For shortish-term returns, the most promising indicator is the Vix index, a measure of the implied volatility on S&P 500 options. This is commonly called the 'fear gauge', and basic economics tells us that lots of fear should imply high expected returns.
Which immediately draws attention to a problem. The Vix now, at 12.7 per cent, is close to its lowest level since the spring of 2007. This suggests investors might have become too complacent, and so the market might be heading for a fall.
We can quantify this. The relationship between the Vix and the subsequent five-week change in the All-Share index since March 2009 points to the market falling around 1.2 per cent in the next five weeks, with a 60 per cent chance of some kind of fall.
However, the link between the Vix and returns is not stable. In bull markets, the trade-off between volatility and subsequent returns is better than it is in bear markets. My table show this. It shows that, in the bear markets of 2000-03 and 2007-08, a Vix as low as we have now led to big falls in the subsequent month, whereas in the bull market of 2003-07, it led to a rise in prices.

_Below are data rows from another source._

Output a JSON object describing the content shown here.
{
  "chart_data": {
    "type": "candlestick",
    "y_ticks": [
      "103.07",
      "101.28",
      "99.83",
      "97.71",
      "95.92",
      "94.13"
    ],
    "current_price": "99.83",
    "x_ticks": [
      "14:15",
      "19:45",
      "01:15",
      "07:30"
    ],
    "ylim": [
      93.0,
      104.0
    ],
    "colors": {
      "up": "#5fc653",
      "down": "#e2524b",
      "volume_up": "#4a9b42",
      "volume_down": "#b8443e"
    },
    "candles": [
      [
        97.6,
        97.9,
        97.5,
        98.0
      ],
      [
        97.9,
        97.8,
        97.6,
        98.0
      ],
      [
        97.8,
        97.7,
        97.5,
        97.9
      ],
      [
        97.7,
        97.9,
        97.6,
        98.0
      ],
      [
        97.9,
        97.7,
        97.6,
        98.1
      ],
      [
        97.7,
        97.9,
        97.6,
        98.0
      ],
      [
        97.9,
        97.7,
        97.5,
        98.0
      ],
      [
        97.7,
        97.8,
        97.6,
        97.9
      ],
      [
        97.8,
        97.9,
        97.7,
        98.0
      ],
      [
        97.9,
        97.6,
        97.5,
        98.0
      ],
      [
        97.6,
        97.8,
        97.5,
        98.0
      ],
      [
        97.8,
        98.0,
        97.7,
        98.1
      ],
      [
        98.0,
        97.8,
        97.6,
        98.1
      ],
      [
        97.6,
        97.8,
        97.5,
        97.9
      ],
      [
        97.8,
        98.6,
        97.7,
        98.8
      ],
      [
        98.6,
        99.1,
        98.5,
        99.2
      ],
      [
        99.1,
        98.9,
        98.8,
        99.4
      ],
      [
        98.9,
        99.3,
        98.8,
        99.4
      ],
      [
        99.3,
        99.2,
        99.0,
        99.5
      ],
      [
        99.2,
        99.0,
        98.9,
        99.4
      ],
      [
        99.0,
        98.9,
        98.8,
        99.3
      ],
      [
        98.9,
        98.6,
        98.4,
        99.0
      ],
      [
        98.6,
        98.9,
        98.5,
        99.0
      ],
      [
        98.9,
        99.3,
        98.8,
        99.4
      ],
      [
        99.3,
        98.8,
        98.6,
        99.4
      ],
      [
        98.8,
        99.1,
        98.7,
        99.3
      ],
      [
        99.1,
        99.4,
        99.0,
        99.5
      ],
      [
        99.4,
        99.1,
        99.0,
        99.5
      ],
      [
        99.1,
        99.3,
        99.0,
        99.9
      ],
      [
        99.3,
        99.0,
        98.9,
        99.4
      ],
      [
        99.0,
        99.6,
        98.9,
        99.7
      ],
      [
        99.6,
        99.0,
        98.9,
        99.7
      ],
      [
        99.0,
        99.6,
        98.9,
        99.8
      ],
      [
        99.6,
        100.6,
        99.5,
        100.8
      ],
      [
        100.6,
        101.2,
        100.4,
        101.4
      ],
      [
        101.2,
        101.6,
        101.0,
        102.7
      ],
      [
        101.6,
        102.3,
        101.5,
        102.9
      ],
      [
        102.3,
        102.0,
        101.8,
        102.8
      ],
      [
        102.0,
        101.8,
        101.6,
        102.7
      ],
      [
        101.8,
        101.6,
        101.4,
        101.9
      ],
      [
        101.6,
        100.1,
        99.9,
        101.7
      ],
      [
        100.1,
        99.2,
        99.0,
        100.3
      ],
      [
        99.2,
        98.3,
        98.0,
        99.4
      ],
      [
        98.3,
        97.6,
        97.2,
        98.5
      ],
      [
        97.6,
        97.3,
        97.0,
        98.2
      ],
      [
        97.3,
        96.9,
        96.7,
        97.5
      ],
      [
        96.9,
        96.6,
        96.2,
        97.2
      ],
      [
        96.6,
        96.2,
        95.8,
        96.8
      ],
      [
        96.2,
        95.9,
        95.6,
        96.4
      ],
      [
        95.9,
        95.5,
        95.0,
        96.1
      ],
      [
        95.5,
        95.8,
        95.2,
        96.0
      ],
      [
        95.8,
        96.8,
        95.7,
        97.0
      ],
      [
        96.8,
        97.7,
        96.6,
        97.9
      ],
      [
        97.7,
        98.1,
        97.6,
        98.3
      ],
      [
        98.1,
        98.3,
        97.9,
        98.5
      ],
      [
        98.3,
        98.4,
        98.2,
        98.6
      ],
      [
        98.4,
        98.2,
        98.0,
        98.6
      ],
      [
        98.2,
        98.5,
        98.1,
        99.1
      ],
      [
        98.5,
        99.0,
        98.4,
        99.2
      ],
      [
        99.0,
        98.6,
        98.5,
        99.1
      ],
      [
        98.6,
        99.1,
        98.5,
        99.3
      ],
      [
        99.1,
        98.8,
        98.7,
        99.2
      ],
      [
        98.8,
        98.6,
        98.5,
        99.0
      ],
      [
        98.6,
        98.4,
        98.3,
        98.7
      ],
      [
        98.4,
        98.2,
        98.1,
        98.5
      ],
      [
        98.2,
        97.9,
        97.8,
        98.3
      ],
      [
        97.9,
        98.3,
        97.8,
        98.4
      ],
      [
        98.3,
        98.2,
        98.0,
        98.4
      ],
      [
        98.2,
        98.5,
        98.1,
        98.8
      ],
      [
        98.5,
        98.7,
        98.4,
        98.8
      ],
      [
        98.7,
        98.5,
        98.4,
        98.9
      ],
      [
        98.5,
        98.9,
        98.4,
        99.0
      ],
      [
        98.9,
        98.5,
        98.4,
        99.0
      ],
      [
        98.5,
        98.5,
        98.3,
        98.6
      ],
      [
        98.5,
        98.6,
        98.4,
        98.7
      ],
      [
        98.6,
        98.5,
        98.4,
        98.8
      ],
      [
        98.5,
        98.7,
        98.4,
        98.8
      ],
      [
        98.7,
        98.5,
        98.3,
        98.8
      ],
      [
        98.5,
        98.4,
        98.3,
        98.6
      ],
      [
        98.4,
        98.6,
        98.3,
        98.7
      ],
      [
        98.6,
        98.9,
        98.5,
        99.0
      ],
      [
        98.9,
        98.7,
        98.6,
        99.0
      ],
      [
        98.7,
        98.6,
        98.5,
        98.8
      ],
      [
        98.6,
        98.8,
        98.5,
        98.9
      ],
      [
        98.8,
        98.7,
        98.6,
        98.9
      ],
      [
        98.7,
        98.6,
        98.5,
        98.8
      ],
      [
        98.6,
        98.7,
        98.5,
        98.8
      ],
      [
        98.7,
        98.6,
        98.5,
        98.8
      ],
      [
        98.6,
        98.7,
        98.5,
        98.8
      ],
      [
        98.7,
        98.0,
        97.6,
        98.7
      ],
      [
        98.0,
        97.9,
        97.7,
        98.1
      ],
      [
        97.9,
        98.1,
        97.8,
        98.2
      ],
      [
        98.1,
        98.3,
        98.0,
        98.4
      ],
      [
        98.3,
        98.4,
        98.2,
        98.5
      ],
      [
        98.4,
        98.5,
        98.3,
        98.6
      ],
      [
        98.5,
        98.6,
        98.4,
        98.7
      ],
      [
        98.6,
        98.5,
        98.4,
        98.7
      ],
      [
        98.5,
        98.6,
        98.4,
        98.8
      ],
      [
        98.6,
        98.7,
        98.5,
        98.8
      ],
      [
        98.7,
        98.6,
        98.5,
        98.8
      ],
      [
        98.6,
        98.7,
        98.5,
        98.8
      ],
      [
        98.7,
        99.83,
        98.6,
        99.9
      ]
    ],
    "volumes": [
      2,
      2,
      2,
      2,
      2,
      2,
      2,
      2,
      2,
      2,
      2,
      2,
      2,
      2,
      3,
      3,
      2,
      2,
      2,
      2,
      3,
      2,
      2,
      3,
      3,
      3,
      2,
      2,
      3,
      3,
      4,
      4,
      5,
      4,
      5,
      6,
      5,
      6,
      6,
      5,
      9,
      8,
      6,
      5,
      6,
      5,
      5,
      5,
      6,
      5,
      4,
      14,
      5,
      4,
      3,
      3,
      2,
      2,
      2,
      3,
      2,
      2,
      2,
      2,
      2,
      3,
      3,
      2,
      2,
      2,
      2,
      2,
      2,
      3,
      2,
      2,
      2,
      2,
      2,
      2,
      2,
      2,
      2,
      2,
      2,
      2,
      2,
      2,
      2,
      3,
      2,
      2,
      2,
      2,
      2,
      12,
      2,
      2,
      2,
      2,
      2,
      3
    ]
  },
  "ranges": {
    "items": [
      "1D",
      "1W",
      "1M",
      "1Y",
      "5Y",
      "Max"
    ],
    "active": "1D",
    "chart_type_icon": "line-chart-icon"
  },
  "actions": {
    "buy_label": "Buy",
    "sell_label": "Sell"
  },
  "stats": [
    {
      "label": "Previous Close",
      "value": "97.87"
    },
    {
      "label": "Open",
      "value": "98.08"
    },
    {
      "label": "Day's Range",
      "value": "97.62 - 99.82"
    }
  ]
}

|Link between Vix and subsequent five-week change in All-Share index|
|R-squared||Forecast when Vix=12.7|
|Jan 96 - Sep 00||3.6||-0.2|
|Sep 00 - Mar 03||20.1||-7.8|
|Mar 03 - Jul 07||8.8||0.9|
|Jul 07 - Mar 09||5.7||-4.9|
|Mar 09 - now||15.3||-1.2|
(You might object here that our R-squareds suggest there isn't much predictability from the Vix. But this is only to be expected in a market dominated by noise; the difference between regression-based and judgment-based forecasts isn't that the latter have larger R-squareds, but that they don't even bother to measure or report them.)
This poses the question: could it be that today's low volatility is a sign not that investors are complacent, but rather that the volatility-return trade-off is improving?
I doubt it, for two reasons.
First, bull markets usually occur when the world economy is growing nicely. This is not the case now. This doesn't mean shares can't rise. It just means any rise would take the form either of a further reduction in perceived risk, or of increased bets on an economic upturn later in the year.
Secondly, a Vix of 12.7 is low even by bull market standards. If we assume market conditions have returned to the 2003-07 average, a Vix as low as we have now points to a return of less than 1 per cent in the next five weeks, with a 37 per cent chance of some kind of fall.
To be a short-term bull from here thus requires you to think that we're in a better bull market than we had - on average - between 2003 and 2007. This is possible - given that the market is noisy and so we could get lucky. Personally, though, I'd rather not bet on it.